Tuesday, January 25, 2005

I Capture The Castle

"I write this sitting in the kitchen sink. That is, my feet are in it;" - I Capture The Castle; Dodie Smith. The famous first line from the book. Its an amazing book. Trust me. Read it.

I'm home alone, enjoying the tranquility and the nice cool breeze. I love afternoons like these. Quiet and peaceful. There's been so much to blog about but I'll keep it short. I've been so depressed lately especially during the wee hours in the morning. Everyday by 0200 I'm already physically worn out but I just can't sleep. Worry after worry, thought after thought just goes through my mind. All I want to do is just close my eyes and wake up to another day but it can't be done. 24 hours in a day isn't enough for me, it really isn't enough. There's so much to do, so much to say but there's only 24 hours. I'm afraid, scared, worried and what have you. I can't stop thinking about the projects, SIP placement etc etc. What if I don't get Cathay? Really. I'll probably just break down like I did when I didn't get Mass Comm in NP. What if I screw it up like I did for Mass Comm? God please, let me get into Cathay. Please.
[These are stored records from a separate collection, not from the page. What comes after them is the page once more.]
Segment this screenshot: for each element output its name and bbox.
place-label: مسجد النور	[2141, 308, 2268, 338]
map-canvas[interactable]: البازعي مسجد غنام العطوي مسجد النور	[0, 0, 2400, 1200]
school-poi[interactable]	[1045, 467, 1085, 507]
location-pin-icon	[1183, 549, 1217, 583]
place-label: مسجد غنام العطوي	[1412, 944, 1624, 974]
On the other hand, I'm glad to have Smelly Beef (who wakes up at 0400 to let me hear her voice although she has work in the morning), Bestie Quek and Sel (whom I know will always be there for me no matter what) and Darlings Ryl, Leong and Chy (who will listen to me and give me a hug when I need one). Thanks yall. I love yall dearly. Off to fully utilize the 24 hours now.